Often businesses and large entities and mega corporations reach a dead point despite hard driven sales efforts, to the extent that they reach the point of shutdown. To revive from such crisis various tools, technologies and methodologies are required.
Business analytics refers to the usage of statistical and technological procedures to facilitate intelligent decision making.
Analytics enables to provide a data management solution that scrutinizes and evaluates data into meaningful information.
Data analytics is a broader term comprising of business analytics. Data analytics is the means of investigating data sets using the help of expert systems and software. Primarily it includes Business Intelligence (BI), however advanced form is Online Analytical Processing (OLAP).
Off lately, Business and Data Analytics have played a pivotal role in boosting revenue, convalescing operational efficiency and making judicious use of marketing-oriented activities.
The tools and technologies used in such analytics often provides the user with first mover advantages and enables organizations to have an edge over competitors.
Generally, Data is of two types: Quantitative and Qualitative. While the former includes numbers and other information that can be easily measured, the latter assess characteristics and attributes of data like audio, images, themes, conversations etc.
Major Steps involved in Business Analytics are as follows:
First step is gathering and collection of information. The Primary data can be collected from various sources like interviews, questionnaires, surveys, reviews etc. Secondary data can also be referred from official sites like Census, government verified publications etc.
The next step is commonly referred to as ‘data mining’. Data mining is the process of using large data sets to predict trends and future consumer preferences. This step lets the entity establish relationship between variables like sales and marketing, cost of raw material and production output etc.
Once the relationships are established, future course of action can be determined. Plans can be formulated to achieve the desired objectives.
After the formulation of plans, workforce shall be aptly trained to execute the plans and if need, requisite personnel and experts shall be hired to get accurate results.
Besides the above-mentioned steps, business analytics ropes in major components such as Text Mining, Predictive Analysis, Optimization and Data Visualization.
Predictive analysis is a peculiar and interesting tool that creates models, curves and correlations from historical data to predict future opportunities. It assists in anticipating what will happen and why will it happen. Data visualization helps in presentation of conclusions drawn via charts and graphs to facilitate easy understanding and comprehension.
For instance, Business analytics succors in setting up prices of products with the help of historical data, and trends in the prevalent industry.
Application of Business Analytics:
a) Banking Industry:
To minimize risk before lending and escape the happening of fraud, many banking and credit card companies analyze withdrawal and spending patterns.
b) Stock Marketing and Brokerage services:
Many brokerage firms heavily depend on analytical tools to evaluate the performance of stocks and advice clients correctly- whether to buy, sell or hold the shares. Accurate strategies positively affects the reputation of brokerage firms.
c) E-commerce players:
E- commerce giants largely optimize business analytics to derive consumer preferences and page viewing patterns. This helps in building long lasting relationships and loyal customer base.
d) Online Web content providers:
In fact, online movie and web-series also fundamentally expend on business analytics to increase viewer screen time and offer show recommendations
e) Call centres:
Call centre personnel is hugely associated with business analytics to have current information of callers.
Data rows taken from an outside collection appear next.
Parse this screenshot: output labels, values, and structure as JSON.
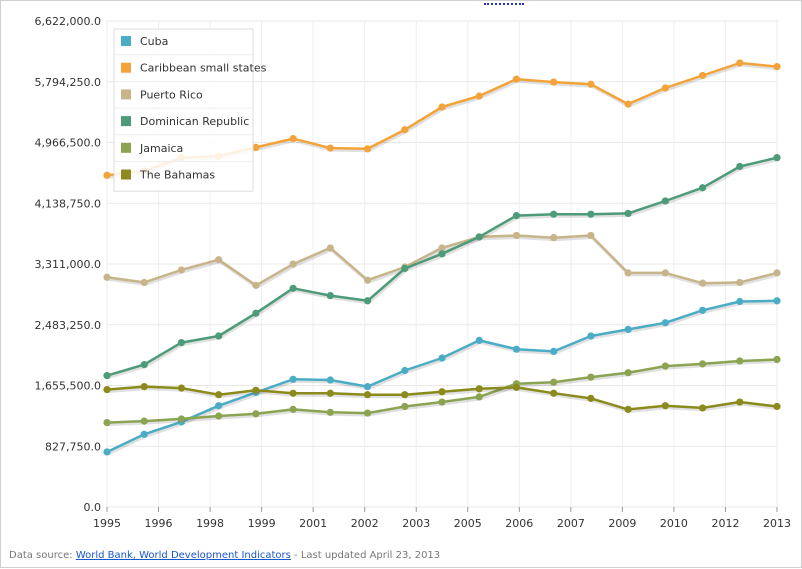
{
  "chart_data": {
    "type": "line",
    "x": [
      1995,
      1996,
      1997,
      1998,
      1999,
      2000,
      2001,
      2002,
      2003,
      2004,
      2005,
      2006,
      2007,
      2008,
      2009,
      2010,
      2011,
      2012,
      2013
    ],
    "xticks": [
      "1995",
      "1996",
      "1998",
      "1999",
      "2001",
      "2002",
      "2003",
      "2005",
      "2006",
      "2007",
      "2009",
      "2010",
      "2012",
      "2013"
    ],
    "ylim": [
      0,
      6622000
    ],
    "yticks": [
      "0.0",
      "827,750.0",
      "1,655,500.0",
      "2,483,250.0",
      "3,311,000.0",
      "4,138,750.0",
      "4,966,500.0",
      "5,794,250.0",
      "6,622,000.0"
    ],
    "grid": true,
    "legend_position": "top-left",
    "series": [
      {
        "name": "Cuba",
        "color": "#4bacc6",
        "values": [
          750000,
          990000,
          1160000,
          1380000,
          1560000,
          1740000,
          1730000,
          1640000,
          1860000,
          2030000,
          2270000,
          2150000,
          2120000,
          2330000,
          2420000,
          2510000,
          2680000,
          2800000,
          2810000
        ]
      },
      {
        "name": "Caribbean small states",
        "color": "#f2a33a",
        "values": [
          4520000,
          4580000,
          4760000,
          4780000,
          4900000,
          5020000,
          4890000,
          4880000,
          5140000,
          5450000,
          5600000,
          5830000,
          5790000,
          5760000,
          5490000,
          5710000,
          5880000,
          6050000,
          6000000
        ]
      },
      {
        "name": "Puerto Rico",
        "color": "#c8b48a",
        "values": [
          3130000,
          3060000,
          3230000,
          3370000,
          3020000,
          3310000,
          3530000,
          3090000,
          3270000,
          3530000,
          3680000,
          3700000,
          3670000,
          3700000,
          3190000,
          3190000,
          3050000,
          3060000,
          3190000
        ]
      },
      {
        "name": "Dominican Republic",
        "color": "#4d9b78",
        "values": [
          1790000,
          1940000,
          2240000,
          2330000,
          2640000,
          2980000,
          2880000,
          2810000,
          3250000,
          3450000,
          3680000,
          3970000,
          3990000,
          3990000,
          4000000,
          4170000,
          4350000,
          4640000,
          4760000
        ]
      },
      {
        "name": "Jamaica",
        "color": "#8ca352",
        "values": [
          1150000,
          1170000,
          1200000,
          1240000,
          1270000,
          1330000,
          1290000,
          1280000,
          1370000,
          1430000,
          1500000,
          1680000,
          1700000,
          1770000,
          1830000,
          1920000,
          1950000,
          1990000,
          2010000
        ]
      },
      {
        "name": "The Bahamas",
        "color": "#8c8a1c",
        "values": [
          1600000,
          1640000,
          1620000,
          1530000,
          1590000,
          1550000,
          1550000,
          1530000,
          1530000,
          1570000,
          1610000,
          1630000,
          1550000,
          1480000,
          1330000,
          1380000,
          1350000,
          1430000,
          1370000
        ]
      }
    ]
  },
  "footer": {
    "prefix": "Data source: ",
    "source_link": "World Bank, World Development Indicators",
    "suffix": " - Last updated April 23, 2013"
  }
}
f) Pharma and health industry:
Health care industry, specifically in the field of treatment of cancer, uses business analytics to predict effectiveness of treatment offered. Other than that, analytics is used to predict stock of medicines, impact of disease, slots of patients, shifts of staff like nurses etc.
g) HR professionals:
Data analytics is used to predict employee retention rate by many Human Resource personnel.
h) Procurement and Investment:
Before larging investing in heavy machinery, its efficacy is measured used data tools, to predict the cost of repairs and future economic value and benefits reaped from the machine. This lets the organizations take informed decisions.
The credit period to be allowed and status of the supplier can also be ascertained before procurement of raw materials.
i) Agricultural Business Analytics:
Through controlled calculations and estimates by business analysts the availability of crops on time, quantity of seeds, fertilizer requirements can be assessed. Such analytics also considers effect of climate changes and efficiency of flood and draught risk management.
j) Bond Marketing:
This is a relatively new emerging field. With the use of info-graphic reports, businesses can overcome their liquidity crisis by accessing information and choosing suitable bonds.